O Hino da Ninfa das Ondas

A Ninfa das Ondas nasceu com meias de pó,
Sobre as águas caminha leve sob a lua tênue.
Quem será que atraiu essa alma de lamento,
Cultivando flores frias para enviar a mágoa sem fim.

Corpo puro e perfumado capaz de fascinar cidades,
O irmão é o mirto, o irmão maior é o ameixeiro.
Sentado, realmente enlouquecido pelas flores,
Ao sair, um sorriso atravessa o grande rio.

— Huang Tingjian

Em 26 de janeiro de 1273, dia vinte e nove do segundo mês do nono ano de Xianchun, faltavam quatro dias para o Grande Encontro de Wulin e menos de cinquenta léguas para Shaolin do Sul.

A jornada de Zhou Wulang era especialmente tortuosa. Sob a pressão de Xiang Feiyan, alternando entre ameaças e incentivos, ele, hesitante e confuso, acabou concordando com o plano de vingança dela.

Seus sentimentos eram complexos; originalmente, seria uma viagem solitária em busca de vingança, mas de repente tinha ao seu lado uma noiva inesperada. E agora, precisava levar essa noiva para matar a mulher que um dia amou.

Zhou Wulang estava completamente perdido. Parecia que sua vida nunca esteve sob seu próprio controle, sempre manipulada por outros. Mais precisamente, por mulheres.

Desde que chegou a esse país estranho, seu destino foi comandado por duas mulheres. Começou a questionar o valor e o significado de sua existência. Sentia que, mais do que buscar vingança, era fundamental compreender essa relação complexa e reencontrar o verdadeiro eu.

Durante toda a jornada, Zhou Wulang se entregava a pensamentos desordenados. Imaginava o passado perdido pela amnésia, perguntava-se como seria o mundo futuro, se o seu antigo amigo “Senhorito” ainda estaria ali, qual era afinal a missão que o mestre lhe confiou, e onde estaria o irmão desaparecido. No sonho, nunca via o irmão...

Ele esforçava-se para organizar sonhos e memórias, mas eram apenas fragmentos dispersos. Sempre que despertava, só conseguia recordar alguns flashes, sem conseguir reconstruir nada mais. Lembrava-se do texto que o mestre lhe mandou decorar, da força do espírito usada na missão com Qi, das lágrimas na sala de tratamento, do primeiro encontro com o “Senhorito”, e da luta de vida e morte no “Campo de Treinamento Infernal”. Essas cenas giravam repetidamente em sua mente, e ele não encontrava nenhum fio condutor...

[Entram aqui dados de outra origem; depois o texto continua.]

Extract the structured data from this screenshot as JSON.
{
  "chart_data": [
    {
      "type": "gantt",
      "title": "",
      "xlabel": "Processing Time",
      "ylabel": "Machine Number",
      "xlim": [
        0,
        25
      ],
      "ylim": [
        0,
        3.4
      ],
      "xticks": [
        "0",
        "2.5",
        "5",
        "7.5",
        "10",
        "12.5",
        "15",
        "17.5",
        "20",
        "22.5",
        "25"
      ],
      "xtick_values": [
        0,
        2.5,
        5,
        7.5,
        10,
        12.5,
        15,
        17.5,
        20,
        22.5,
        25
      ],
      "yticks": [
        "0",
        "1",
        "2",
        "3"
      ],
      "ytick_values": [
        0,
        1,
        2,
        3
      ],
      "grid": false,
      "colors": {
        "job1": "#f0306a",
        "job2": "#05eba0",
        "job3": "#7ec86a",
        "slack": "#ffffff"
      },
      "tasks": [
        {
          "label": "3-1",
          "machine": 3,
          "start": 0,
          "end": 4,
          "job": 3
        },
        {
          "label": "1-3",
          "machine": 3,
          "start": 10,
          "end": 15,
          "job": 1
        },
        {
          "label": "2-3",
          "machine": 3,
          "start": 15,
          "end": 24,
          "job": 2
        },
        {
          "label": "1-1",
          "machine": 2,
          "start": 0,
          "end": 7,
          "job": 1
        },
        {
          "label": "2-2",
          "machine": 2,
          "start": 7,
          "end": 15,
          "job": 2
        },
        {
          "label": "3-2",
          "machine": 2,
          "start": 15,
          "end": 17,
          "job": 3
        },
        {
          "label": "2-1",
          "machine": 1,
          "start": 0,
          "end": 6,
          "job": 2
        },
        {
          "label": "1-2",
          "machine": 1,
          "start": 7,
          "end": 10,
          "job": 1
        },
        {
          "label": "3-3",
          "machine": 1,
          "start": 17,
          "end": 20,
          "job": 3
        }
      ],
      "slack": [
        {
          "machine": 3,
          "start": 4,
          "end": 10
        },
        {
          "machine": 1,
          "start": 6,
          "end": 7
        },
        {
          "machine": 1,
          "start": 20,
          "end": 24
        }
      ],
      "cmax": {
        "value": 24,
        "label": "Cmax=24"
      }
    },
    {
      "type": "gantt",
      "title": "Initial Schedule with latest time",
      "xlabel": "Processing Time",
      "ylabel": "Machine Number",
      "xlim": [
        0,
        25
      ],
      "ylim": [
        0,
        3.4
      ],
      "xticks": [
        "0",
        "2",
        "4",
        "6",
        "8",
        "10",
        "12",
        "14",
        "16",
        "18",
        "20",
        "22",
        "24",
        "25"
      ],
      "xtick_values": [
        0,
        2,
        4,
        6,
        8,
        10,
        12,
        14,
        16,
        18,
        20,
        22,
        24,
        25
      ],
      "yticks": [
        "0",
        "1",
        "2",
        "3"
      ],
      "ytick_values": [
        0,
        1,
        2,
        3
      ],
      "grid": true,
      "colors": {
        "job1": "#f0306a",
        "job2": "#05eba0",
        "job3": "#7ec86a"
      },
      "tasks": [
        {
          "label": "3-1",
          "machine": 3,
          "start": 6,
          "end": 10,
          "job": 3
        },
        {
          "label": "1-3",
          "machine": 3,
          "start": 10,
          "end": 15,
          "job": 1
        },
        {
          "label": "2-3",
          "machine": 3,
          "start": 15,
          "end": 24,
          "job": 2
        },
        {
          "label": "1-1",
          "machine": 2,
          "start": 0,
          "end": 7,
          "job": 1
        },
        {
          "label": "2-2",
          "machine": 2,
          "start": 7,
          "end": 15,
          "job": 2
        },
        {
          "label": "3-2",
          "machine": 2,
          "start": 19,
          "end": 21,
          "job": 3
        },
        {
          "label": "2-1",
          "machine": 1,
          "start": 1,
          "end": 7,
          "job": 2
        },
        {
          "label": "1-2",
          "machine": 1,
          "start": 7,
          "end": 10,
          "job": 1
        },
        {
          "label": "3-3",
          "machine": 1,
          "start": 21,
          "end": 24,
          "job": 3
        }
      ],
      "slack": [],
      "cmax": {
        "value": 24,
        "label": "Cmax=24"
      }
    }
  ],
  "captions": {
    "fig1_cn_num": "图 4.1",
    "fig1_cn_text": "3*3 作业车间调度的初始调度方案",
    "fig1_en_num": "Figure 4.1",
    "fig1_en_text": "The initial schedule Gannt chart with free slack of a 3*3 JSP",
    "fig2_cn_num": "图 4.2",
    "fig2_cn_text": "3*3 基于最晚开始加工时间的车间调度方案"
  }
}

Pensou então em invocar a “Narciso Sombrio”. Se de fato ele estava oculto dentro de si, deveria conhecer toda a verdade.

Mas como acordá-lo? Zhou Wulang estava sem opções...

Por outro lado, Xiang Feiyan estava radiante de alegria. Sua vida solitária finalmente teria um fim, e a vingança parecia próxima. Se não fosse por estar disfarçada de homem, teria se aninhado em Zhou Wulang.

Ela era uma pessoa direta; no início não gostava dele, mas após várias experiências sinceras, compartilhando perigos e intimidades, percebeu que, sem notar, apaixonou-se pelo homem alto e imponente à sua frente.

Para alguém tão ardente quanto Xiang Feiyan, o tempo não era problema; o essencial era sentir-se conectada. Se não fosse pela raiva insistente de vingança, teria abandonado o mundo marcial para levar uma vida simples ao lado do amado.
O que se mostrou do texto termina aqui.